Weeks before President George W. Bush announced a plan to protect African babies from AIDS, top US health officials were warned that research on the key drug was flawed and may have underreported severe reactions including deaths, government documents show.
The 2002 warnings about the drug, nevirapine, were serious enough to suspend testing for more than a year, let Uganda's government know of the dangers and prompt the drug's maker to pull its request for permission to use the medicine to protect newborns in the US.
But the National Institutes of Health, the government's premier health research agency, chose not to inform the White House as it scrambled to keep its experts' concerns from scuttling the use of nevirapine in Africa as a cheap solution, according to documents obtained by The Associated Press.
"Everyone recognized the enormity that this decision could have on the worldwide use of nevirapine to interrupt mother-baby transmission," NIH's AIDS research chief, Dr. Edmund Tramont, reported on March 14, 2002, to his boss, Anthony Fauci, director of the National Institute of Allergy and Infectious Diseases.
The documents show Tramont and other NIH officials dismissed the problems with the nevirapine research in Uganda as overblown and were slow to report safety concerns to the Food and Drug Administration.
Records for NIH's nevirapine research in Uganda were so sloppy that NIH investigators couldn't be sure which mothers got the drug. They had to use blood samples to confirm doses, the documents show.
Less than a month after Bush announced a US$500 million plan to push nevirapine across Africa to slow the AIDS epidemic, the Health and Human Services Department sent a nine-page letter to Ugandan officials identifying violations of federal patient protection rules by NIH's research. Africa accounts for more than two-thirds of the world's AIDS cases, with 27 million infected.
The NIH research "may have represented a failure to minimize risk to the subjects," the Office of Human Research Protections told Ugandan authorities in summer 2002.
Because of the problems, NIH shut down the Uganda research for 15 months, from the spring of 2002 to the summer of last year, to review the science and take corrective actions.
NIH officials said they remain confident after re-reviewing the Uganda study and other research that nevirapine can be used safely in single doses by African mothers and children to prevent HIV transmissions during birth.
But they acknowledged their Uganda research failed to meet required US standards.

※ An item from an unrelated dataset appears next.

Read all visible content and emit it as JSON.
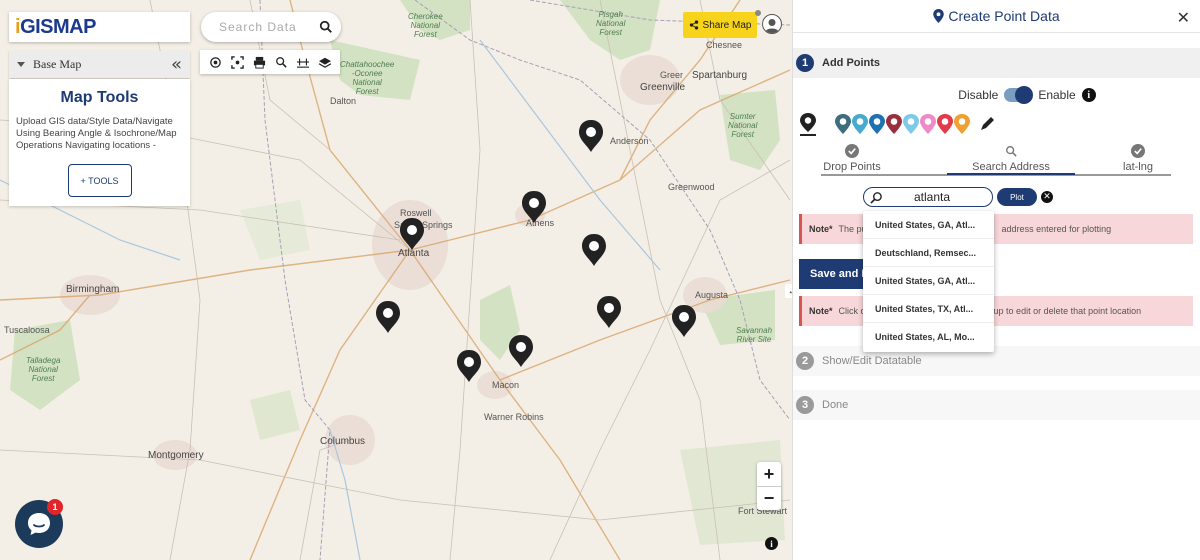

The NIH has spent millions in the last two years improving its safety monitoring and record-keeping.
Senate Finance Committee Chairman Charles Grassley has asked the Justice Department to investigate NIH's conduct.
One lesson already learned from a closer review of the Uganda research is that even single doses of nevirapine can create instant resistance, meaning patients may not be able to use the drug or others in its class again when their AIDS worsens, Lane said.
"It was unexpected, and what it means is nevirapine probably shouldn't be a drug of first choice if other options are available," Lane said.
Lane said NIH officials were aware in spring 2002 about the impending White House announcement on nevirapine but did not tell presidential aides of the problems because they were confident, even before reviewing the Uganda research, that the underlying science was solid.
The White House -- though unaware of the NIH concerns -- remains confident in Bush's US$500 million plan in 2002 to send nevirapine to Africa. Bush approved US$2.9 billion for global AIDS fighting next year.
Nevirapine is an antiretroviral drug that has been used since the 1990s to treat adult AIDS patients and is known to have potentially lethal effects like liver damage and severe rashes when taken over time.
In 1997, NIH began studying in Uganda whether it could be given safely in single doses to stop mother-to-baby transmissions. That research showed it could reduce transmission in as many as half the births.
But by early 2002, an NIH auditor, the agency's medical safety experts and the drug's maker all disclosed widespread problems about the US-funded research in Uganda.
Westat Corp., a professional medical auditing firm hired by NIH, reported there were 14 deaths not reported in the study database as of early 2002 and that the top two researchers in Uganda acknowledged "thousands" of bad reactions that weren't disclosed.